Here, we also compared women with benign tumors (cysts) with healthy age-matched women and found the risk score to be similar in these two groups, albeit slightly higher in women with benign tumors. This is in accordance with the assay providing a sensitive evaluation of ongoing processes that may result in cancer. The risk score was also shown to be elevated at diagnosis in women with endometrial or cervical cancer. Cervical cancer is normally handled separately through screening and/or a molecular test for the presence of high-risk human papilloma virus (HPV). For endometrial cancer, TVU in women with symptoms is often sufficiently indicative, and no screening is presently in place. However, if our assay were to be employed in population screening, the cancer specificity would have to be more carefully considered.
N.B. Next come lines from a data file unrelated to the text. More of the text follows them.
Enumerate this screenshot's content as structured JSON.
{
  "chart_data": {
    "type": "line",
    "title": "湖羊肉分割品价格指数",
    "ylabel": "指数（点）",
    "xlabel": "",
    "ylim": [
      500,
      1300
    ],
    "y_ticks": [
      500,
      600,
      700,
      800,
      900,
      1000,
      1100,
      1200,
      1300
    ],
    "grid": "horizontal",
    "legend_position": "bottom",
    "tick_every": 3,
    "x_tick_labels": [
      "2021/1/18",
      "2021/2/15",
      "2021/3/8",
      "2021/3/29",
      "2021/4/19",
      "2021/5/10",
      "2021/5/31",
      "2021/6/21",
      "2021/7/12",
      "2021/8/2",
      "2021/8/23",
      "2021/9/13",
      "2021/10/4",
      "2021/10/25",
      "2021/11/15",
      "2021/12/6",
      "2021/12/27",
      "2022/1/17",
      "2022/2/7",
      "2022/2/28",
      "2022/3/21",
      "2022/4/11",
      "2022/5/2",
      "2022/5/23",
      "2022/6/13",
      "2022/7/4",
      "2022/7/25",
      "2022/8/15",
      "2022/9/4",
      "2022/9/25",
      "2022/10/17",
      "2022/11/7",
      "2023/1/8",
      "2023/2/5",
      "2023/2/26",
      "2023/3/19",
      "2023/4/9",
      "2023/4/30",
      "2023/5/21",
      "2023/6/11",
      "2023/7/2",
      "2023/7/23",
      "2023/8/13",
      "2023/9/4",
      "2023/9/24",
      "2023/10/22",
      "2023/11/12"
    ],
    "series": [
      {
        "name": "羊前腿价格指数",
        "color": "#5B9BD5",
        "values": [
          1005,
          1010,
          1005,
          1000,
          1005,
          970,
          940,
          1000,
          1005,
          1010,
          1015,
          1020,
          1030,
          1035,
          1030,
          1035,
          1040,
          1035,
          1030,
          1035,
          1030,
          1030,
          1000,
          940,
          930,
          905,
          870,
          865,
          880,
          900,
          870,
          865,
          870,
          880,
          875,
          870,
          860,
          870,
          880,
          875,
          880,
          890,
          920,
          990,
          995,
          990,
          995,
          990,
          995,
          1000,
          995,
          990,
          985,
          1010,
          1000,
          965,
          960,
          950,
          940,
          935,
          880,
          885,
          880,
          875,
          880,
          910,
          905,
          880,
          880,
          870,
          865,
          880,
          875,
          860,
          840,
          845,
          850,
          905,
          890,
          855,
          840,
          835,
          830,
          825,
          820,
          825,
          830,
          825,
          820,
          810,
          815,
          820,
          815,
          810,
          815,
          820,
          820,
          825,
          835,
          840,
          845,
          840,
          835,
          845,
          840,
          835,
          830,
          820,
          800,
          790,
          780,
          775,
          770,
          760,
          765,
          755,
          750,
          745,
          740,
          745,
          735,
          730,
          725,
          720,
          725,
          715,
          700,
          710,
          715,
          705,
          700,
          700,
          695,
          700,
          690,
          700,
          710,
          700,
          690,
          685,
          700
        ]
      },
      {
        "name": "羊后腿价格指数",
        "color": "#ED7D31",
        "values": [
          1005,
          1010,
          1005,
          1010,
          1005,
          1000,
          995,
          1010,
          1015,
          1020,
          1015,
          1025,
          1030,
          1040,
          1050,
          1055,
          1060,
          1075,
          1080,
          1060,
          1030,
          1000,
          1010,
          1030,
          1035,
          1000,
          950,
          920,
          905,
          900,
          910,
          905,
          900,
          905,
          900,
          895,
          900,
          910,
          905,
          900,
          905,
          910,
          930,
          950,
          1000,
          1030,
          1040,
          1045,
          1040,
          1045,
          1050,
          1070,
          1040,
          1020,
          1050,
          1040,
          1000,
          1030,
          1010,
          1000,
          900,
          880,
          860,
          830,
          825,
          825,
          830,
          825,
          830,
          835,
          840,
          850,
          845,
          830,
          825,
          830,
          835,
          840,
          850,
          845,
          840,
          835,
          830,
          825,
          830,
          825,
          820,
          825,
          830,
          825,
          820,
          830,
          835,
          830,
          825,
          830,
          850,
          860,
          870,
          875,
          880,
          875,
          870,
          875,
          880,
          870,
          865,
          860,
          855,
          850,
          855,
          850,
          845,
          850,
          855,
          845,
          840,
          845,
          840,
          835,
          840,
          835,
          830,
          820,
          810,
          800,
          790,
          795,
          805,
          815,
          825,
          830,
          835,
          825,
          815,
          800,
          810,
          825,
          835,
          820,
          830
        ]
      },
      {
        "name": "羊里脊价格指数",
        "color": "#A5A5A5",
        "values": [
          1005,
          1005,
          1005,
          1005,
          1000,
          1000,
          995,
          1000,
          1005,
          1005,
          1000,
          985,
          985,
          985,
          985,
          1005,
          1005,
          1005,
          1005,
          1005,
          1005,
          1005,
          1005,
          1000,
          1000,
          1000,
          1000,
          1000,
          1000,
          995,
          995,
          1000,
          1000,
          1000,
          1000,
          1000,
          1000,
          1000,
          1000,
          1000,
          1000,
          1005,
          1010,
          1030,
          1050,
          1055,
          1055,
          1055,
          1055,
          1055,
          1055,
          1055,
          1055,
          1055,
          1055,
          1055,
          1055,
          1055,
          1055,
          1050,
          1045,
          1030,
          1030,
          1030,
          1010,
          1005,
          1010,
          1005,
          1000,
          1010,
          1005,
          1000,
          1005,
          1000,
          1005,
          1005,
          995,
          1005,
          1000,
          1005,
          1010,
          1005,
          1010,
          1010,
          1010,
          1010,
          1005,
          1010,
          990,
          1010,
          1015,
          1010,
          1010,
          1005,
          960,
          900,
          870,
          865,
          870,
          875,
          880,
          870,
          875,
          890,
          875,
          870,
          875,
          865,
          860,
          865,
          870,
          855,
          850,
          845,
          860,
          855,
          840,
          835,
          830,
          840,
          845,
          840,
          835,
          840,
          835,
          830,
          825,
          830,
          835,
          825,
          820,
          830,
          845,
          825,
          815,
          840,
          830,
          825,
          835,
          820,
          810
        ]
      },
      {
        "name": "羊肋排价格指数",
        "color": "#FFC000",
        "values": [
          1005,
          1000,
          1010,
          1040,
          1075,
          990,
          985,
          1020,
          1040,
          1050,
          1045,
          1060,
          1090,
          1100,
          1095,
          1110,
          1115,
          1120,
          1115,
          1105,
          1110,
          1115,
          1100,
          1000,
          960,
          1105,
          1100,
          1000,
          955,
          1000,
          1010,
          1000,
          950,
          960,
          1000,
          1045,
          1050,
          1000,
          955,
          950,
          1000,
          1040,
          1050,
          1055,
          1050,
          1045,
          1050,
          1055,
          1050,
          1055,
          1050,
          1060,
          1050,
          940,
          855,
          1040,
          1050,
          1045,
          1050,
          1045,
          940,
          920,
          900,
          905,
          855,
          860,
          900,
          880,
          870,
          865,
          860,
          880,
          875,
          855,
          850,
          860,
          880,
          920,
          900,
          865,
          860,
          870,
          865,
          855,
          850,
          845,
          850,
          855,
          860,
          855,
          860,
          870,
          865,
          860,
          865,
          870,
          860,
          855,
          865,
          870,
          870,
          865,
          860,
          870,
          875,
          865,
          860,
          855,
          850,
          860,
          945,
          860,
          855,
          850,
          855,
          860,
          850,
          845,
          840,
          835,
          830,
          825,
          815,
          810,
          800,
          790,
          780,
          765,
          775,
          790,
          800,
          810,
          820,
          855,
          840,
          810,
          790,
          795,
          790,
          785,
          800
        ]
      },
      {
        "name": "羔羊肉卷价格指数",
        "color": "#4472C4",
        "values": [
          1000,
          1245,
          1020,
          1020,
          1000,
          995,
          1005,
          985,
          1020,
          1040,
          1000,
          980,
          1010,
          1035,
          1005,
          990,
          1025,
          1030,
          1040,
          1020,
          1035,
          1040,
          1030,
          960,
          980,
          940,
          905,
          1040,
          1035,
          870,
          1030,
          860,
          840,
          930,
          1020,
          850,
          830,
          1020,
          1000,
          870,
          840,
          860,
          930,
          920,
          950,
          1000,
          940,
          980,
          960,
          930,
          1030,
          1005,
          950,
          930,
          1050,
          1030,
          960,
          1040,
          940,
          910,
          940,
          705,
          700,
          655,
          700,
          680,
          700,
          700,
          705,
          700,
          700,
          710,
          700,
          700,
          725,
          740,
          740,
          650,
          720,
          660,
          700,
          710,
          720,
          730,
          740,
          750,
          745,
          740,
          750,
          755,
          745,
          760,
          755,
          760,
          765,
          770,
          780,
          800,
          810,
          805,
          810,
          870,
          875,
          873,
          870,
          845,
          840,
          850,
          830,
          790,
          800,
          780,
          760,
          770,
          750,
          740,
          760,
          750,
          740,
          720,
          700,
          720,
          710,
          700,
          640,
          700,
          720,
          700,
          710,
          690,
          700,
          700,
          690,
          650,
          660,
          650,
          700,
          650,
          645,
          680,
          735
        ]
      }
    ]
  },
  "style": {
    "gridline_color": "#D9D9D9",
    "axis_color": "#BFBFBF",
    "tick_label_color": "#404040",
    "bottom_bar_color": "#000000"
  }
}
The performance of our assay was robust across clinical cohorts, but for clinical use even a small increase in sensitivity and specificity would be beneficial. The ROMA-index, as originally suggested, achieved a sensitivity of 0.92 at a specificity of 0.75 in post-menopausal women and a sensitivity of 0.77 at a specificity of 0.75 in pre-menopausal women30. A recent meta-analysis of performance of the ROMA-index in both pre- and post-menopausal women suggests an overall sensitivity in the range of 0.88 to 0.93, and a specificity in the range of 0.89 to 0.9431. That study31 showed variation in the performance between cohorts and26 could not rule out biases in the reported results, either due to the underlying distribution of biological samples in the participating studies or in the meta-analysis performed. Apart from MUCIN-16 and WFDC2 that are used in the ROMA-index, other studies have indicated that additional protein biomarkers can be informative for e.g., early diagnosis or screening. Russel and colleagues26 combined MUCIN-16, Vitamin K-dependent protein Z (PROZ), phosphatidylcholine-sterol acyltransferase (LCAT) and C-reactive protein (CRP) into a multiplex biomarker panel that, when used against a patient’s own baseline, displayed promise in detecting ovarian cancer 1–2 years earlier than current diagnostic methods. Our risk score was developed across both pre- and post-menopausal women based on measuring 593 proteins in plasma13, and using a model which selected proteins based on how well they discriminated between cases and control in combination, regardless of their univariate performance. Indeed, some of the eleven proteins did not show any statistical evidence of separating cases and controls on their own13. Recent technological advancements in proteomics allow for highly specific analyses of thousands of proteins from each sample32. Further studies of additional proteins could increase the performance of the risk score model in relation to ovarian cancer, as well as result in the identification of additional biomarkers with high specificity for the individual gynecological cancers. This is a reasonable assumption based on a previous study we conducted33 where we studied plasma biomarkers in both ovarian and endometrial cancer compared to benign tumors. In that study, 16 proteins were detected for endometrial cancer and 15 for ovarian cancer, but only 4 were selected for both.

In conclusion, we have shown that the performance of the risk score model is robust across cohorts. Also, the risk score pattern after diagnosis follows the common clinical responses during treatment and relapse/progression and may be useful in monitoring clinical developments during follow-up.